AI also can accomplish more practical things in tourism and travel. Industry experts predict the growing use of AI trip planners such as WayAway, Layla, and TripGenie that can find flights, hotels and other needs, taking into account personal preferences and users’ loyalty programs and checking on-time arrival rates, weather forecasts, which times are busiest, and whether there are big events that could increase prices.
In the many conversations about AI more generally, “most people are talking about helping you with your homework or coming up with recipes,” said Jason Sherman, CEO and cofounder of Vengo AI, which helps people create, train, and sell their own AI. But the first time he used AI three years ago, said Sherman, it was to plan a travel itinerary.
“The AI gave me a step-by-step guide for what to do, all laid out for me in a way that we were able to cherry-pick them. It’s like having a real-life travel agent who knows the ins and outs of every location in the world.”
The multitrillion-dollar travel industry is decidedly fragmented, Matador’s Ross Borden noted. “You need your flight. You need to figure out how to get to the airport. You need to know how to get from the airport to your vacation rental. You need dinner reservations. There could be language considerations. This is the silver bullet technology to connect all those dots of travel.”
Fox’s Hilgendorf foresees a time when a calendar invitation to an out-of-town business meeting will trigger AI to plan for it.
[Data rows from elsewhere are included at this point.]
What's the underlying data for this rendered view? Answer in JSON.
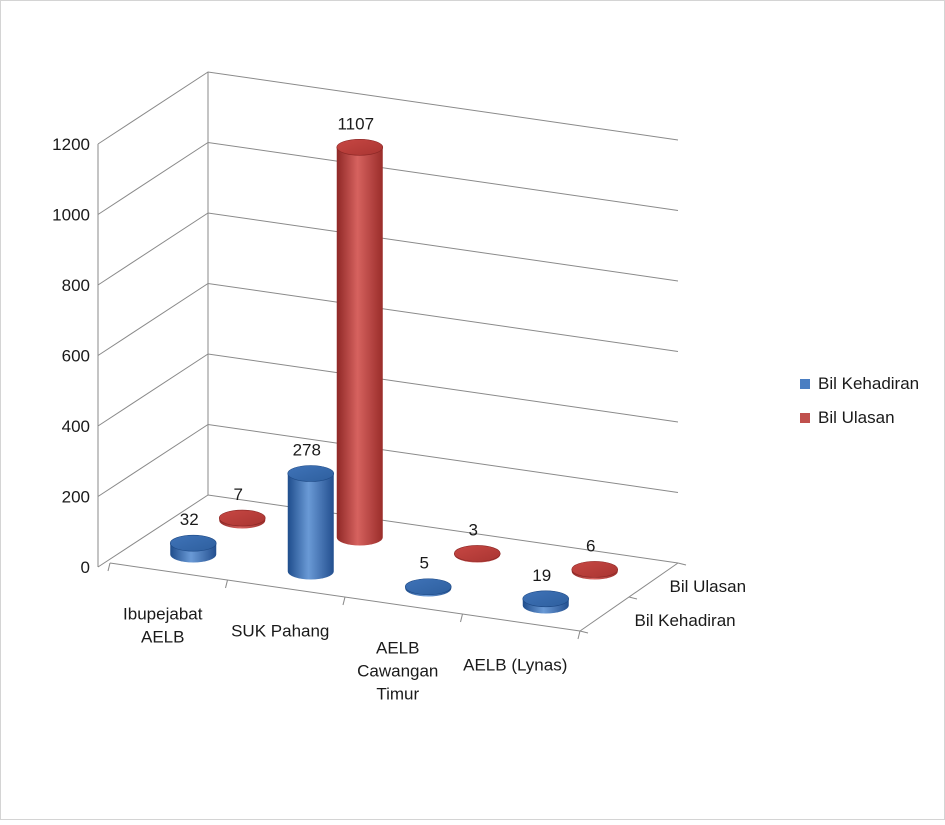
{
  "chart_data": {
    "type": "bar",
    "style": "3d-cylinder",
    "categories": [
      "Ibupejabat AELB",
      "SUK Pahang",
      "AELB Cawangan Timur",
      "AELB (Lynas)"
    ],
    "series": [
      {
        "name": "Bil Kehadiran",
        "values": [
          32,
          278,
          5,
          19
        ],
        "color": "#4a7ec2"
      },
      {
        "name": "Bil Ulasan",
        "values": [
          7,
          1107,
          3,
          6
        ],
        "color": "#c0504d"
      }
    ],
    "depth_labels": [
      "Bil Ulasan",
      "Bil Kehadiran"
    ],
    "y_ticks": [
      0,
      200,
      400,
      600,
      800,
      1000,
      1200
    ],
    "ylim": [
      0,
      1200
    ],
    "grid": true,
    "legend": {
      "position": "right",
      "items": [
        "Bil Kehadiran",
        "Bil Ulasan"
      ]
    },
    "title": "",
    "xlabel": "",
    "ylabel": ""
  }
}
Providers see that potential, too. Some airlines are already using AI to collect customer data and personalize their trips. “If an AI model could retain information about a specific user’s preferences, it could scan through flights with business seats available on the left side of the aircraft closest to the window,” said Kyle Patel, CEO of the private jet charter service Bitlux, which already uses AI for such tasks as checking on document requirements for international travel, such as whether customers need visas.
The corporate travel and relocation firm 3Sixty employs AI to match business travelers’ accommodations preferences and offer personalized itineraries while tracking costs for company travel managers that can help them predict when prices will be lowest.
“The way we’ve thought about it is, where we can find efficiency. Where we can remove redundancy,” said Carrie Hartman, 3Sixty’s president.
As for travelers, said Hartman, “They want to engage with technology up to their own level of comfort, but they also want to know somebody’s there with them, and that’s the hospitality part. When someone really has a question, they want to talk to a person.”
That’s what’s making travel providers cautious, said Hilgendorf, at Fox World Travel, which he said may eventually roll out a version of its AI that can be used by travelers directly.
“We want to move fast with this stuff. It’s changing the world,” he said. “But we want to take really small steps.”
After all, echoed Matador’s Borden: “The magic of travel will always be because of humans.”